E intanto quando si tagliano le fronde degli alberi? I camioncini le buttano in un’area discarica al Verano. Si mozzano fusti secolari? Le ditte di manutenzione del verde vanno a gettarli in quello spazio brullo e abbandonato a due passi dalla tomba di Alberto Moravia, tanto per citare uno dei nomi noti della letteratura italiana. E chissà poi se tra quelle lapidi dell’Ottocento non c’è anche qualche personaggio del Risorgimento italiano. E ancora. I secchi dell’immondizia si rompono? Nulla di meglio che lasciarli ammucchiati in quest’area tra erbe infestati e nugoli di mosche.

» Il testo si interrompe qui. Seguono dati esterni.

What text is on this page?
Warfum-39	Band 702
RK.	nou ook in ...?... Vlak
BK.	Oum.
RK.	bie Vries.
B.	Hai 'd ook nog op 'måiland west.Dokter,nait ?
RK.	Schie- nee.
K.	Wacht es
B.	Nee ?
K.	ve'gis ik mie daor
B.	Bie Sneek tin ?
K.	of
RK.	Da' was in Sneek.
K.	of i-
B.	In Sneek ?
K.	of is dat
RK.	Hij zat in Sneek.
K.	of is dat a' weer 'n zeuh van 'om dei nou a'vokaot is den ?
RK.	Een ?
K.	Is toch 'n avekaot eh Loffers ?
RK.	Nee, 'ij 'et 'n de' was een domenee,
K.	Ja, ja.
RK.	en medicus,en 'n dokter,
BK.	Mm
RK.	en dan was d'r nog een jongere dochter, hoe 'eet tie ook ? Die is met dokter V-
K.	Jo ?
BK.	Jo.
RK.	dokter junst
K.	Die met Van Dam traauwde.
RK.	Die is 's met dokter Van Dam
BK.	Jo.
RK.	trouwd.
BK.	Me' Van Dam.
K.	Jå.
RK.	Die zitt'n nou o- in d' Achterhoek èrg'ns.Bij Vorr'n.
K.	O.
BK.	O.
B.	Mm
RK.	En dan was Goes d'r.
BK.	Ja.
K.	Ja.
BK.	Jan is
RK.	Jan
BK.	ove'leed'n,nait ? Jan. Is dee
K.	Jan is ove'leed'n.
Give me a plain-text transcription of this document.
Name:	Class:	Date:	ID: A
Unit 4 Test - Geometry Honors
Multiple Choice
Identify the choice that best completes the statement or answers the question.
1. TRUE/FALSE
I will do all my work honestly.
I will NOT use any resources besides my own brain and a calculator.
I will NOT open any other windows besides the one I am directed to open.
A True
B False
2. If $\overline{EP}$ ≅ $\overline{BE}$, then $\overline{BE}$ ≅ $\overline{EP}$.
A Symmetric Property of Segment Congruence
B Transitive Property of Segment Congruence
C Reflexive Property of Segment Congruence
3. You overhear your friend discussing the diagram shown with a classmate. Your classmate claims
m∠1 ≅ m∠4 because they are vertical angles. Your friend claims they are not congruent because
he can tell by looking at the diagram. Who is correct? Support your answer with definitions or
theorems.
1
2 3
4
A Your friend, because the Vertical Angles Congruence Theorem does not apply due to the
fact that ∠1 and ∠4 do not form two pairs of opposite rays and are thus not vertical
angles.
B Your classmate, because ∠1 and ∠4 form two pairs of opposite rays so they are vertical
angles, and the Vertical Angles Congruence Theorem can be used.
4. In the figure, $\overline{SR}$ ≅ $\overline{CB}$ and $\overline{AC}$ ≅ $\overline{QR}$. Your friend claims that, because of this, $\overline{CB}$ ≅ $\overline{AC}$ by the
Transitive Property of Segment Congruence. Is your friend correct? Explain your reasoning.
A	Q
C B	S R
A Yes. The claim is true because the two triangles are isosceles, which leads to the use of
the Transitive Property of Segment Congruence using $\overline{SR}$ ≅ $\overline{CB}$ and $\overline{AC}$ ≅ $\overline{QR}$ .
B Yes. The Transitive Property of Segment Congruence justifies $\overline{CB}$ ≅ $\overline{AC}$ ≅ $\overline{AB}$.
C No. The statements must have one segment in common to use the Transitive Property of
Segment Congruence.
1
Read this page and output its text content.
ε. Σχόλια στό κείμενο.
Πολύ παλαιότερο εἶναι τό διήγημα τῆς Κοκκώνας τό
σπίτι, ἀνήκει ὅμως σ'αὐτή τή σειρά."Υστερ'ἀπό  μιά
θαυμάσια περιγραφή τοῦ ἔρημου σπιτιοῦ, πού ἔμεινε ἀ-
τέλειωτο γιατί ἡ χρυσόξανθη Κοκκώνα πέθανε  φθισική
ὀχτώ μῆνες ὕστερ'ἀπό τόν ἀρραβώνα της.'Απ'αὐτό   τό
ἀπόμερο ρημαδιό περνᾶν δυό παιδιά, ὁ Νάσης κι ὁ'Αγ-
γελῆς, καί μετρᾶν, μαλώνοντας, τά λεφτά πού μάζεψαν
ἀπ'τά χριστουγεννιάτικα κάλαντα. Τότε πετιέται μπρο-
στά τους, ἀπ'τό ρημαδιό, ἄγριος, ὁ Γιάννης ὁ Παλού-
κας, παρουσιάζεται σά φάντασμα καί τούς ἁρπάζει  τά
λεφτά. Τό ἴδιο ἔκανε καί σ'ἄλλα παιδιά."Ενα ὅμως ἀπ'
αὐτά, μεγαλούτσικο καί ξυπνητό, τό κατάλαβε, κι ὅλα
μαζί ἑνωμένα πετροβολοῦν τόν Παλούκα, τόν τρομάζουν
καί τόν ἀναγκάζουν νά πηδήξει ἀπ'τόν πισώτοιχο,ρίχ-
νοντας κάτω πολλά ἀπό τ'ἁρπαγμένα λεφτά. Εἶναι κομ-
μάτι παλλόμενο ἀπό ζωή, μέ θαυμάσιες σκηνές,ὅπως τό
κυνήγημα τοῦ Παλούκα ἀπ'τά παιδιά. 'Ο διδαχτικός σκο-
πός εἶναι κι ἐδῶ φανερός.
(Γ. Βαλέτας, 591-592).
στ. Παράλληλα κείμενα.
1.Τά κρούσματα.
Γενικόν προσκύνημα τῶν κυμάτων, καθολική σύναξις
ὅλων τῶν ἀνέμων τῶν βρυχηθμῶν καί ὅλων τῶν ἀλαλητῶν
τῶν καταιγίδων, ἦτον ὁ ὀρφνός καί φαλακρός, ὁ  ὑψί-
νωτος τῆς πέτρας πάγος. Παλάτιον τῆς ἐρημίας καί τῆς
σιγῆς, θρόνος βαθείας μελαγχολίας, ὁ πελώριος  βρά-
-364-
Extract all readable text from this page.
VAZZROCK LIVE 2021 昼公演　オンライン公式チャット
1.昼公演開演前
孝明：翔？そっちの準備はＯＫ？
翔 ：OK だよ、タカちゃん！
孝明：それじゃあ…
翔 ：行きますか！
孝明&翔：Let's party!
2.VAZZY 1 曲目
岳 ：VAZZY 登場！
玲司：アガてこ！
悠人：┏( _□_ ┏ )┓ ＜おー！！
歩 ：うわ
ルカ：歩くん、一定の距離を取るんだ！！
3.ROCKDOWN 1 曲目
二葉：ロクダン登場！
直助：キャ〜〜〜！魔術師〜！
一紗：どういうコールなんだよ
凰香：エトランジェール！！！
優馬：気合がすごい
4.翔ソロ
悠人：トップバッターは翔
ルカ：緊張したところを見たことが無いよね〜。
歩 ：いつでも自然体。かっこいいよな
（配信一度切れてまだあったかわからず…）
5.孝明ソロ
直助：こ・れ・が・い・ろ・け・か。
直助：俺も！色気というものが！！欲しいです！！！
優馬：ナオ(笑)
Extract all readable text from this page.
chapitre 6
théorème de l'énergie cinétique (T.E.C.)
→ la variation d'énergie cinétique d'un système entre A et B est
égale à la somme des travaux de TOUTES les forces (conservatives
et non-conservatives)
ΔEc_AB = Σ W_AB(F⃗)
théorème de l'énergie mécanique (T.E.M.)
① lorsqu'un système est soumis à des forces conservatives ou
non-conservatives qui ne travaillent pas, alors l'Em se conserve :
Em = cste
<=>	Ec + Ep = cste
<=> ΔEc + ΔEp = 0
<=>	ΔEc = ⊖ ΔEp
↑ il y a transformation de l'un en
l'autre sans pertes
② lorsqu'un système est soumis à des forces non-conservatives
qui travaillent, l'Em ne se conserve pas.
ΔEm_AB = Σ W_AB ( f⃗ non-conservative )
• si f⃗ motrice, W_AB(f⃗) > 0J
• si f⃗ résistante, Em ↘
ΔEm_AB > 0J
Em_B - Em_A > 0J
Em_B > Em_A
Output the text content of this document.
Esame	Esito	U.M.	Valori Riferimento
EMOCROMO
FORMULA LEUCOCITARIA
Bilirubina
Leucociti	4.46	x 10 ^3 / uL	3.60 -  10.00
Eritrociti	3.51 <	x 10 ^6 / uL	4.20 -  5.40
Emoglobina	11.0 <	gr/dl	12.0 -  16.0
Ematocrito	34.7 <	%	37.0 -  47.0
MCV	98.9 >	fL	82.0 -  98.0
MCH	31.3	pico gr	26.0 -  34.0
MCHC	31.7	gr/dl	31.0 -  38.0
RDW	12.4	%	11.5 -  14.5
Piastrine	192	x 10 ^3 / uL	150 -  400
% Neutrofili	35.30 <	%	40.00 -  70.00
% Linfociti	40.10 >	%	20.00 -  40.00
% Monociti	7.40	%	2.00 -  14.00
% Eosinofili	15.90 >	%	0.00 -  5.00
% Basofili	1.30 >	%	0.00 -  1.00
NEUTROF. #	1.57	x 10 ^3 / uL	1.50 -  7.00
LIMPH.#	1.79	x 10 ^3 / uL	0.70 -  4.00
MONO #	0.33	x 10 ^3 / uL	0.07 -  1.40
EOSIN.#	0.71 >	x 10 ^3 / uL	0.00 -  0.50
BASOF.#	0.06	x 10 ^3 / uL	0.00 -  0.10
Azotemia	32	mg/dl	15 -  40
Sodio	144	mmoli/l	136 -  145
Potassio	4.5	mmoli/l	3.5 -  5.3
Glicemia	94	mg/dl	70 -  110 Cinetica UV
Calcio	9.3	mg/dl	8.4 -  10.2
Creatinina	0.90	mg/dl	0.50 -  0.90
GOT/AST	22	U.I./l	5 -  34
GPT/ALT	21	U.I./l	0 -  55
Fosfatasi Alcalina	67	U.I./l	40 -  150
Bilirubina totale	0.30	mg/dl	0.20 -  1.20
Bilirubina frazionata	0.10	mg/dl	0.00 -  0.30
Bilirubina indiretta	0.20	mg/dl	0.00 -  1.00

Poi se si guasta uno dei macchinari dell’Ama, si abbandona nell’attesa di portarlo a riparare o, in ultima spiaggia, allo sfascio in questo slargo incastonato tra i ceri accesi e il via vai di chi porta una preghiera al parente ormai scomparso. Non serve uno sguardo troppo attento per scovare travi di legno e calcinacci. Le lapidi sono state liquidate senza nessuna protezione in un angolo: sfregiate, spezzate, rotte. Sono ormai avvolte dalle erbacce che stanno crescendo attorno ai marmi che un tempo coprivano le tombe. I camioncini escono vuoti ed entrano invece carichi di rami degli alberi e di tronchi tagliati. Scaricano tutto. E via pronti per un altro giro. Sembrerebbe proprio questa l’area di cui ieri parlavano gli operai di villa Borghese, quando non sapevano dove andare a gettare i rifiuti di un’area giochi appena smontata a due passi da piazza di Siena. Si scovano travi di legno, ma anche i segni come impronte sul terreno di una ruspa che forse qualcosa di ingombrante ha già portato via.